BUGGIN’ TAKE OUT
Woman claims to find roach in takeout meal at Ewing Chinese restaurant >>
EWING » A customer of a local Chinese restaurant received a little more protein than she bargained for.
Monica Diaz, an employee at Capital Health Regional Medical Center in Trenton, said she found a dead roach on her takeout meal from No. 1 China restaurant in Ewing on Tuesday.
Diaz ordered Hunan beef, shrimp and chicken with vegetables for lunch and when she halfway through eating the meal, she realized the lifeless critter.
“I happened to look down and I was like, ‘Oh my God. This is disgusting,’” Diaz said Tuesday. “I almost ate it.”
Diaz took pictures of the black insect and notified the township health department.
A health inspector was sent to the restaurant at 1429 Parkside Avenue on Wednesday and Thursday, Ewing Business Administrator Jim McManimon said in a phone interview.
“The health inspector didn’t see anything,” McManimon said Thursday. “She didn’t see any reason to shut them down.”

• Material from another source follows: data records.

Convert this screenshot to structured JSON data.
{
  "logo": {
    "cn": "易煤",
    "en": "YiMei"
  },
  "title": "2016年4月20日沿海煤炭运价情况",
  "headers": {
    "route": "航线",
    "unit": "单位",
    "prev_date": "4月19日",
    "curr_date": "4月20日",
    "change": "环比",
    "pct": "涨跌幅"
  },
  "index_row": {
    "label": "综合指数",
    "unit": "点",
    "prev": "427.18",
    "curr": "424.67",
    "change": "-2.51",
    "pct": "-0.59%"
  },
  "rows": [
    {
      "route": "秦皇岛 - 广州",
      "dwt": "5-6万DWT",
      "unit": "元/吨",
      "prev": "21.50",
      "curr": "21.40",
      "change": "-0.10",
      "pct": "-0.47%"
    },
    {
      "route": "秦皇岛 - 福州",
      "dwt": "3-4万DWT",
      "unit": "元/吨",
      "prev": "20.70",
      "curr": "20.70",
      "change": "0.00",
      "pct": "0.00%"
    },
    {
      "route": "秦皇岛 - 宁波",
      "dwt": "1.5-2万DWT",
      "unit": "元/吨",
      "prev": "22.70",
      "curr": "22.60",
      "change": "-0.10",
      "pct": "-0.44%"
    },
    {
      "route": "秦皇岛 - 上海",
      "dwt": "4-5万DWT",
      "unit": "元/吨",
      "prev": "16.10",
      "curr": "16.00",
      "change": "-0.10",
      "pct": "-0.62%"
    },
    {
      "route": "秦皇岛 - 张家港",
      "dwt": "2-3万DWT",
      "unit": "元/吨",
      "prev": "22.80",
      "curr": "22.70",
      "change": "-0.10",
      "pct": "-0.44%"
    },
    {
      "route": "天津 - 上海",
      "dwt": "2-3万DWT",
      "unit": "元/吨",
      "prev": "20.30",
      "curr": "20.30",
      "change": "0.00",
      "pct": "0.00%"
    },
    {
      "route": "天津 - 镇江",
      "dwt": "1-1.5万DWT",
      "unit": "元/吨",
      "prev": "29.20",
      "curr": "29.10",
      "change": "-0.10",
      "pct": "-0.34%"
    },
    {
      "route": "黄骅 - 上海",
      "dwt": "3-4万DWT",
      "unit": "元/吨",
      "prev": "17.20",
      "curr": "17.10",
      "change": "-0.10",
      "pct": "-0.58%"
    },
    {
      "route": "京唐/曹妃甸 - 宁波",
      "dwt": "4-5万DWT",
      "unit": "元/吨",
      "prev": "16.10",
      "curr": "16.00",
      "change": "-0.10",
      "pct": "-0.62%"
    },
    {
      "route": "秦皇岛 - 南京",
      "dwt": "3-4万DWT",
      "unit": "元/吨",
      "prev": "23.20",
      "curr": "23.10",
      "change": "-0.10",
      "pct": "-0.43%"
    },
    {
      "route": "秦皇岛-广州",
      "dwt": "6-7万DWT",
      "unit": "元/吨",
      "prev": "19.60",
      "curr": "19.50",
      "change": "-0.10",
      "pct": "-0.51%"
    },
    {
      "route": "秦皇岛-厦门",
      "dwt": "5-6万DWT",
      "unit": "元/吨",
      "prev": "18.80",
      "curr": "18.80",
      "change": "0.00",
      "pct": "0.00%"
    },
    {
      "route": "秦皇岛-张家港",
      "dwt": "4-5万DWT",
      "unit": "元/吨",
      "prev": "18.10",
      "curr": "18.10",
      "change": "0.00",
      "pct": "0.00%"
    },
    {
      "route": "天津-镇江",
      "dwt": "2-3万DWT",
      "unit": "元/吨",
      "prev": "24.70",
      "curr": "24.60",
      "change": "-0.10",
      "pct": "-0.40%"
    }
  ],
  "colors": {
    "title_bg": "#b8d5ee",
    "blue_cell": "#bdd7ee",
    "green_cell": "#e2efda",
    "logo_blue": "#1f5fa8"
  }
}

The township administrator said the health inspector reviewed pest control treatment records.
“The owner had a company out there on Monday coincidentally for treatment,” McManimon said. “The restaurant is treated monthly on a regular basis.”
The pest control company will retreat the restaurant again on Saturday, McManimon said, and the health inspector will check to make sure it is done.
Diaz said she called No. 1 China after she was horrified at what she saw.
“They offered to make me another one,” she said. “I don’t want to eat there.”
Prior to the incident, Diaz said she and other hospital workers “ordered from them all the time.” “I’ve never had issues,” she said. “But now, we’re all disgusted.”
The owner of No. 1 China did not return a message seeking comment.
Diaz said she went public with the matter “so this does not happen to anyone else.” Ewing has experienced a rash of gross food episodes recently.
Last month, a customer of the new Wawa in Ewing claimed there were maggots in his buffalo chicken cheesesteak hoagie. His mother created a video that captured two maggots, which are the larva of a fly, slithering on the wrapper near the hoagie cut in half.
“My sauce started going up on my paper wrapper,” the customer previously told The Trentonian. “Sauce isn’t supposed to do that. So I flipped my light back on and I saw two maggots just moving around my sandwich.”
McManimon said the customer was captured on surveillance footage returning the hoagie to the store at 1300 Silvia St. The township administrator said Wawa
employees then threw out all the items used to make the sandwich. There have been no more complaints since the incident in late September, McManimon said.
In a statement at the time, a Wawa spokeswoman said the company inspects its stores “on a daily basis and have rigorous processes in place to prevent incidents of this type from ever occurring.”
“While we never speculate on an unverified video, we do have an extremely detailed process to authenticate and assess complaints surrounding anything that would take away from the best and most positive Wawa experience possible,” Wawa spokeswoman Lori Bruce said in an email. “We hold ourselves to the highest standard of quality in the food that we serve and the conditions in which we serve it.”
Wawa never returned any follow-up questions from The Trentonian about their investigation into the incident.
McManimon said all of the township’s restaurants are inspected annually.
“If there’s any complaints that come in from anyone that uses a restaurant, then we go out and inspect it as soon as we get the complaint,” the township official said. “The faster we can get out there, if there is food contaminated in any way, we can get rid of it.”
McManimon said if a customer thinks something is wrong with their food from an establishment, the patron should complain to the restaurant and immediately call the health department of the town where the establishment is located.
Ewing residents can call the township’s health office for complaints at 609-8832900 ext. 7619.